Pat and I covered trade news about insignificant home furnishings: dinnerware, lamps, and wall decor. Male reporters covered the important items, like washing machines, that women wouldn't know how to cover.
After an exhausting weekend in Atlantic City, I returned to our New York City office to discover I'd been fired. Why? Because in one news story I'd submitted from Atlantic City, I'd neglected to capitalize the word "melamine." It was a trademark, like Kleenex, the managing editor said. I should have known better.
Pat snorted when I told her. "They only fired you to show off for Corning, their big advertiser," she said.
Since Fairchild had fired me "with cause," I couldn't collect unemployment insurance. However, before many weeks passed, Pat called to tell me that Fairchild had hired no one to replace me. "I'm doing your work as well as mine. That's why they fired you, to save money by getting rid of your position."

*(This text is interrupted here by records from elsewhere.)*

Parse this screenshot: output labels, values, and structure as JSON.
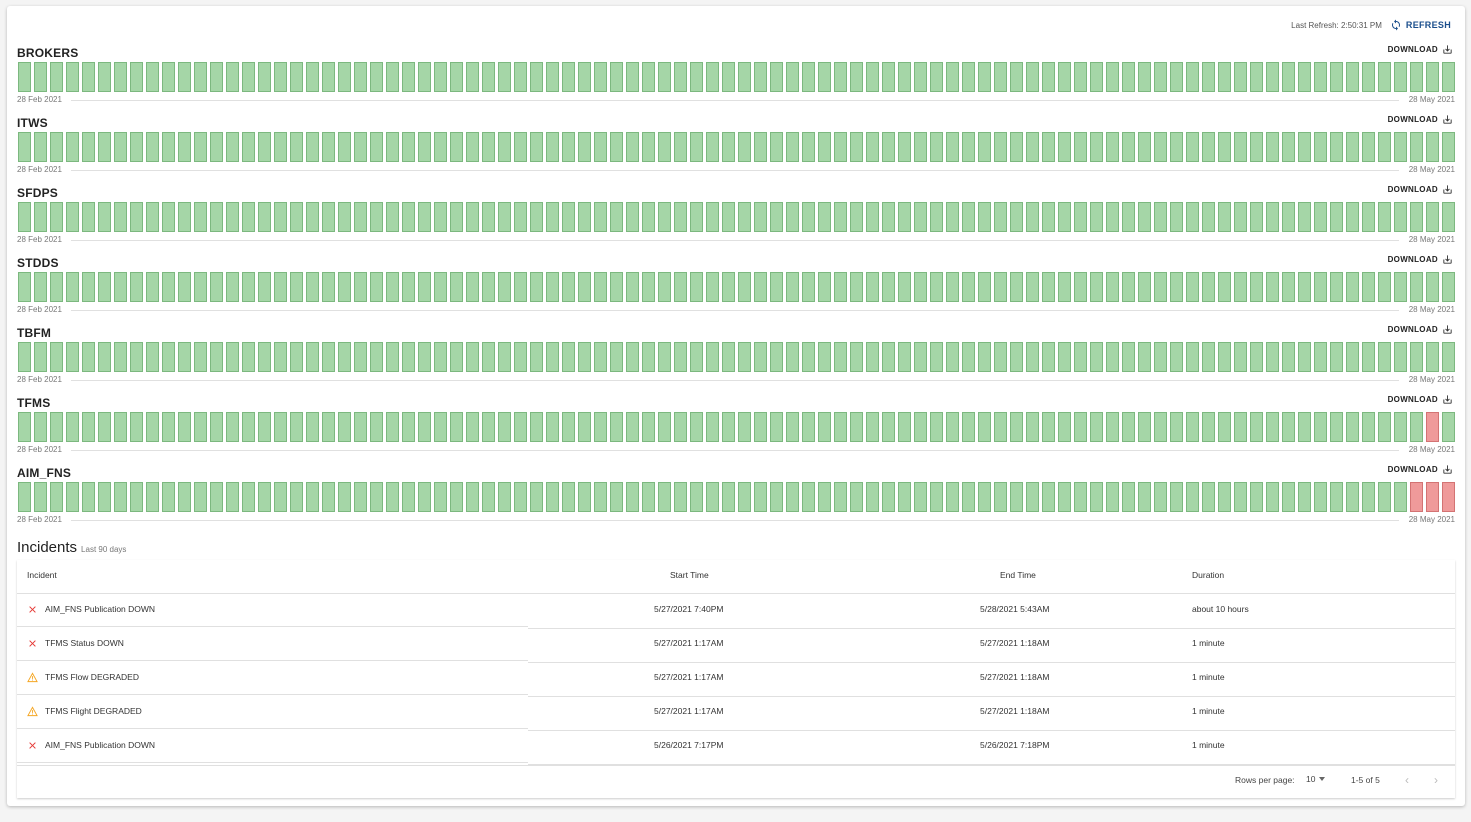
{
  "header": {
    "last_refresh_label": "Last Refresh: 2:50:31 PM",
    "refresh_label": "REFRESH",
    "refresh_icon": "refresh-icon"
  },
  "download_label": "DOWNLOAD",
  "download_icon": "download-icon",
  "status_colors": {
    "up": "#a5d6a7",
    "down": "#ef9a9a",
    "accent": "#1a4e8c"
  },
  "days_shown": 90,
  "services": [
    {
      "name": "BROKERS",
      "start_date": "28 Feb 2021",
      "end_date": "28 May 2021",
      "down_days": []
    },
    {
      "name": "ITWS",
      "start_date": "28 Feb 2021",
      "end_date": "28 May 2021",
      "down_days": []
    },
    {
      "name": "SFDPS",
      "start_date": "28 Feb 2021",
      "end_date": "28 May 2021",
      "down_days": []
    },
    {
      "name": "STDDS",
      "start_date": "28 Feb 2021",
      "end_date": "28 May 2021",
      "down_days": []
    },
    {
      "name": "TBFM",
      "start_date": "28 Feb 2021",
      "end_date": "28 May 2021",
      "down_days": []
    },
    {
      "name": "TFMS",
      "start_date": "28 Feb 2021",
      "end_date": "28 May 2021",
      "down_days": [
        88
      ]
    },
    {
      "name": "AIM_FNS",
      "start_date": "28 Feb 2021",
      "end_date": "28 May 2021",
      "down_days": [
        87,
        88,
        89
      ]
    }
  ],
  "incidents": {
    "title": "Incidents",
    "subtitle": "Last 90 days",
    "columns": [
      "Incident",
      "Start Time",
      "End Time",
      "Duration"
    ],
    "rows": [
      {
        "icon": "error-x-icon",
        "incident": "AIM_FNS Publication DOWN",
        "start": "5/27/2021 7:40PM",
        "end": "5/28/2021 5:43AM",
        "duration": "about 10 hours"
      },
      {
        "icon": "error-x-icon",
        "incident": "TFMS Status DOWN",
        "start": "5/27/2021 1:17AM",
        "end": "5/27/2021 1:18AM",
        "duration": "1 minute"
      },
      {
        "icon": "warning-icon",
        "incident": "TFMS Flow DEGRADED",
        "start": "5/27/2021 1:17AM",
        "end": "5/27/2021 1:18AM",
        "duration": "1 minute"
      },
      {
        "icon": "warning-icon",
        "incident": "TFMS Flight DEGRADED",
        "start": "5/27/2021 1:17AM",
        "end": "5/27/2021 1:18AM",
        "duration": "1 minute"
      },
      {
        "icon": "error-x-icon",
        "incident": "AIM_FNS Publication DOWN",
        "start": "5/26/2021 7:17PM",
        "end": "5/26/2021 7:18PM",
        "duration": "1 minute"
      }
    ],
    "footer": {
      "rows_per_page_label": "Rows per page:",
      "rows_per_page_value": "10",
      "range_label": "1-5 of 5"
    }
  }
}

I sued the publisher, won, and went on to another reporting job.
When November rolled around, my husband Tom and I invited a handful of friends over for Thanksgiving dinner. The women joined me in the kitchen. As I pulled out dinnerware, my eye landed on my beautiful Centura plates. I showed them off, explained how I'd gotten them, and bragged that they were unbreakable. When questioned, I simply picked up a plate and smashed it to the floor.

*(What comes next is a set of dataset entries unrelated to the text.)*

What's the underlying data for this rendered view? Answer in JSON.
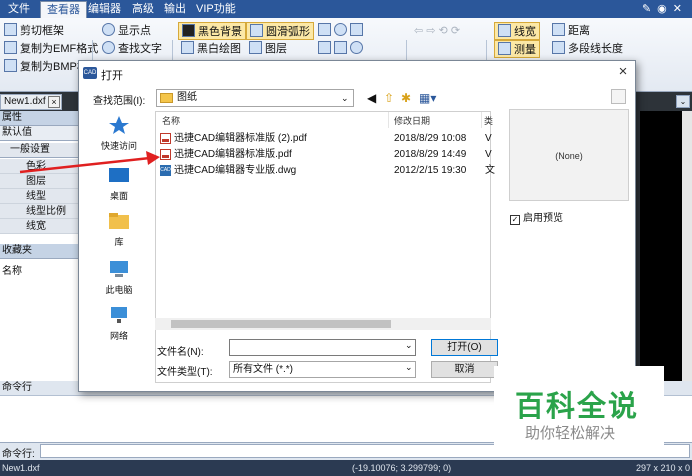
{
  "menubar": {
    "items": [
      "文件",
      "查看器",
      "编辑器",
      "高级",
      "输出",
      "VIP功能"
    ],
    "active_index": 1,
    "right_icons": [
      "help-icon",
      "settings-icon",
      "close-icon"
    ]
  },
  "ribbon": {
    "group1": [
      "剪切框架",
      "复制为EMF格式",
      "复制为BMP格"
    ],
    "group2": [
      "显示点",
      "查找文字"
    ],
    "group3": [
      "黑色背景",
      "黑白绘图",
      "圆滑弧形",
      "图层"
    ],
    "group4": [
      "线宽",
      "测量",
      "距离",
      "多段线长度"
    ]
  },
  "doc_tab": {
    "label": "New1.dxf",
    "close": "×"
  },
  "left_panel": {
    "header": "属性",
    "default_label": "默认值",
    "section": "一般设置",
    "rows": [
      "色彩",
      "图层",
      "线型",
      "线型比例",
      "线宽"
    ],
    "favorites_header": "收藏夹",
    "favorites_col": "名称"
  },
  "command": {
    "header": "命令行",
    "input_label": "命令行:"
  },
  "statusbar": {
    "file": "New1.dxf",
    "coords": "(-19.10076; 3.299799; 0)",
    "size": "297 x 210 x 0"
  },
  "dialog": {
    "title": "打开",
    "icon_text": "CAD",
    "close": "×",
    "lookin_label": "查找范围(I):",
    "lookin_value": "图纸",
    "places": [
      "快速访问",
      "桌面",
      "库",
      "此电脑",
      "网络"
    ],
    "columns": {
      "name": "名称",
      "date": "修改日期",
      "type": "类"
    },
    "files": [
      {
        "name": "迅捷CAD编辑器标准版 (2).pdf",
        "date": "2018/8/29 10:08",
        "type": "V",
        "kind": "pdf"
      },
      {
        "name": "迅捷CAD编辑器标准版.pdf",
        "date": "2018/8/29 14:49",
        "type": "V",
        "kind": "pdf"
      },
      {
        "name": "迅捷CAD编辑器专业版.dwg",
        "date": "2012/2/15 19:30",
        "type": "文",
        "kind": "dwg"
      }
    ],
    "filename_label": "文件名(N):",
    "filename_value": "",
    "filetype_label": "文件类型(T):",
    "filetype_value": "所有文件 (*.*)",
    "open_button": "打开(O)",
    "cancel_button": "取消",
    "preview_text": "(None)",
    "preview_checkbox": "启用预览",
    "preview_checked": "✓"
  },
  "watermark": {
    "title": "百科全说",
    "subtitle": "助你轻松解决"
  },
  "colors": {
    "accent": "#2b579a",
    "watermark_green": "#2aa34a",
    "arrow_red": "#e02020"
  }
}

To my amazement, the plate broke. However, it didn't just splinter. It disintegrated into hundreds of pieces, many as small as dust. We stood openmouthed around the trashed remains until I could lay hands on a dustpan and scoop the shatterproof Centura up.
That Monday, I called the PR feller for an explanation.
He laughed when he heard. "Didn't you know? You only drop the little plates, silly."
I had some unbreakable glasses. they were really nice, but by the time the kids had dropped them a few times they, too, shattered into dust.